Youssef Ishaghpour

La miniature persane

Les couleurs de la lumière : le miroir et le jardin

Nouvelle édition revue et augmentée

Collection : Verdier/poche

96 pages

6,90 €

978-2-86432-570-3

février 2009

La beauté éblouissante de la miniature persane, la splendeur de son monde merveilleux de terre des songes est celle de la couleur pure. C’est la liberté, la finesse, la délicatesse et la multiplicité de ses couleurs qui la distinguent des peintures classiques de la Chine et de l’Occident.
Vision paradisiaque, miroir et jardin, la miniature persane réalise l’union du principe abstrait de l’ornement islamique avec cette croyance théosophique de l’ancienne Perse : « C’est grâce à Sa lumière que le monde s’est vêtu d’une parure de joie. »
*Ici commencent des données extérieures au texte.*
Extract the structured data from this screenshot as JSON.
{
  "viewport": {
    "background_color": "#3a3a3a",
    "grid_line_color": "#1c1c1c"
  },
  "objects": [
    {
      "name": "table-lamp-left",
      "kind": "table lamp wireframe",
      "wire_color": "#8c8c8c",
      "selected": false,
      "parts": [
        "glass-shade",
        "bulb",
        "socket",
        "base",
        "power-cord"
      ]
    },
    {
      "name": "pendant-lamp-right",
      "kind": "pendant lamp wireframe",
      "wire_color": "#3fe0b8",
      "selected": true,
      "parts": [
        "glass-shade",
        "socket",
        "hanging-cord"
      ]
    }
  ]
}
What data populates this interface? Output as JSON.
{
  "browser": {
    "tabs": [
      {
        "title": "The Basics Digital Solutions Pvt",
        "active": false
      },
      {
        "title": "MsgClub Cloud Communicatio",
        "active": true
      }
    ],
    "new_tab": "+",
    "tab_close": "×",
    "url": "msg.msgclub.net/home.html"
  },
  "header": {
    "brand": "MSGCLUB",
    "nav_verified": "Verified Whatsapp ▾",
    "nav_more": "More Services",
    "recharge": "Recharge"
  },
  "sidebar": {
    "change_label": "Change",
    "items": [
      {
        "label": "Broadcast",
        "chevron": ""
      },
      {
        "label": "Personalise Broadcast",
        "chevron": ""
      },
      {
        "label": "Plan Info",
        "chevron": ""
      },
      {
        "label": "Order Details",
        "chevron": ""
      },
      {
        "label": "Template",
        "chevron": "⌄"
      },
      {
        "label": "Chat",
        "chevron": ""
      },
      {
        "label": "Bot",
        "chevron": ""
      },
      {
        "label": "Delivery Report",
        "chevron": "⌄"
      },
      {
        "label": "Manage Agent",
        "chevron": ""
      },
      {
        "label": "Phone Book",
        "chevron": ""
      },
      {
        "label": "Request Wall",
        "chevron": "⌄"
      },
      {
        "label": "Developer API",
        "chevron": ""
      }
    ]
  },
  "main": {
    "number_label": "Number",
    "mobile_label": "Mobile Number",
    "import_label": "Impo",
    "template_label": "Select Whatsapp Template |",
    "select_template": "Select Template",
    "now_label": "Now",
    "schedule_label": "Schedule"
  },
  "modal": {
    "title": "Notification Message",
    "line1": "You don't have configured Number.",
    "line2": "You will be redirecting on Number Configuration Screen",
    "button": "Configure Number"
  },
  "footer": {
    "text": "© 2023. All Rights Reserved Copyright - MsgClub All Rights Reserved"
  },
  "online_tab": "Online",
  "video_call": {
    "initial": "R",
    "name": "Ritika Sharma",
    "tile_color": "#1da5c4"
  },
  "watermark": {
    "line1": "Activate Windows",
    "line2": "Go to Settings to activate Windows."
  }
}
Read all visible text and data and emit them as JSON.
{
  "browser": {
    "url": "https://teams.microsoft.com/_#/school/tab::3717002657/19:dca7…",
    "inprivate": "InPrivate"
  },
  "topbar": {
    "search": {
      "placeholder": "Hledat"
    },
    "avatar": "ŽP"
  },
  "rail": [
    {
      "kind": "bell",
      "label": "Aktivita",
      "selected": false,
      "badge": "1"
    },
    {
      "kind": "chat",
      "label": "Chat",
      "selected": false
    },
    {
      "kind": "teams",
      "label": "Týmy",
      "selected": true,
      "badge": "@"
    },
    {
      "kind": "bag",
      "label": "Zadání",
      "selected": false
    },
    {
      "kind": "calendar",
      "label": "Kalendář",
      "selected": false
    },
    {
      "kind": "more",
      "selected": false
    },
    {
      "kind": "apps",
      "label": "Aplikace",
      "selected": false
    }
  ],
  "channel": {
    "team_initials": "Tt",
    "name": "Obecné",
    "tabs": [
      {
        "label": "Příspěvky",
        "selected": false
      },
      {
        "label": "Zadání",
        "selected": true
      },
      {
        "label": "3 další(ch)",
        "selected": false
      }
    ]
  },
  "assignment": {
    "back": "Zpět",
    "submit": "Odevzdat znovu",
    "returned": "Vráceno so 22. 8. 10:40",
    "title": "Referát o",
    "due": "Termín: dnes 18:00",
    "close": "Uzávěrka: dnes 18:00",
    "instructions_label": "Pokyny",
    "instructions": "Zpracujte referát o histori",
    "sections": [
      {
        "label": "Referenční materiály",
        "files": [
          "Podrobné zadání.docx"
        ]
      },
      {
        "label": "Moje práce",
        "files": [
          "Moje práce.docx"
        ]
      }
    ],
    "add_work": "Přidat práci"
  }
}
La beauté magique, éblouissante, la splendeur de la miniature persane est celle de la couleur pure. La luminosité des couleurs du visible, leur absolue liberté, leurs finesses et sensibilités délicates, la multiplicité, l’infinité des nuances et leurs harmonies subtiles distinguent les plus belles miniatures persanes des chefs-d’œuvre de la peinture chinoise et occidentale.
Dans la peinture classique de l’Occident, la rédemption de la matière et du monde des phénomènes s’accomplit par leur accession à la forme, à l’idée ; en Chine, avec la relation du plein au vide ; dans la miniature persane, par la transsubstantiation alchimique de la matière en couleurs de lumière. La poudre d’or, d’argent, de lapis-lazuli, d’émeraude et d’autres pierres précieuses subliment la matérialité pour qu’elle ne soit plus que réflexion de la lumière. Les choses dépouillées de leurs scories, de leur part obscure, du poids, du volume et de l’ombre apparaissent comme dans un miroir magique, qui ne réfléchit pas, à sa ressemblance, ce qui est devant lui, mais l’éclaire par une autre lumière et le porte dans un autre lieu, pour le métamorphoser en image d’ailleurs. Le somptueux caractérise cette apparition et le merveilleux en est l’effet et la tonalité.
Cependant l’inouï n’est absolument pas au niveau des choses : il y a, certes, le dragon, l’oiseau Symorgh, les anges et les dives de l’ancienne mythologie des Perses, mais c’est tout ce qui entre dans le miroir magique de la miniature persane qui s’y métamorphose en pure couleur : aussi bien le jardin, le palais, la romance, la fête, la chasse, la guerre des rois, que le trivial d’un bain, d’une construction ou d’un marchand de pastèques. Tout accède à la même splendeur merveilleuse, en apparaissant comme dans le lointain suspendu d’un monde de songe et de conte. Il n’existe aucun drame ; s’il y a parfois la violence et la mort, aucune émotion ou signification, mais un sentiment céleste de détachement, de paix, d’éternité. La beauté de ce jardin paradisiaque n’est pas la manifestation de l’essence des choses, mais leur reflet dans une lumière qui a sa source ailleurs : « C’est grâce à Sa lumière que l’univers s’est vêtu d’une parure de joie » (gâthâ, VIIIe av. J.-C.).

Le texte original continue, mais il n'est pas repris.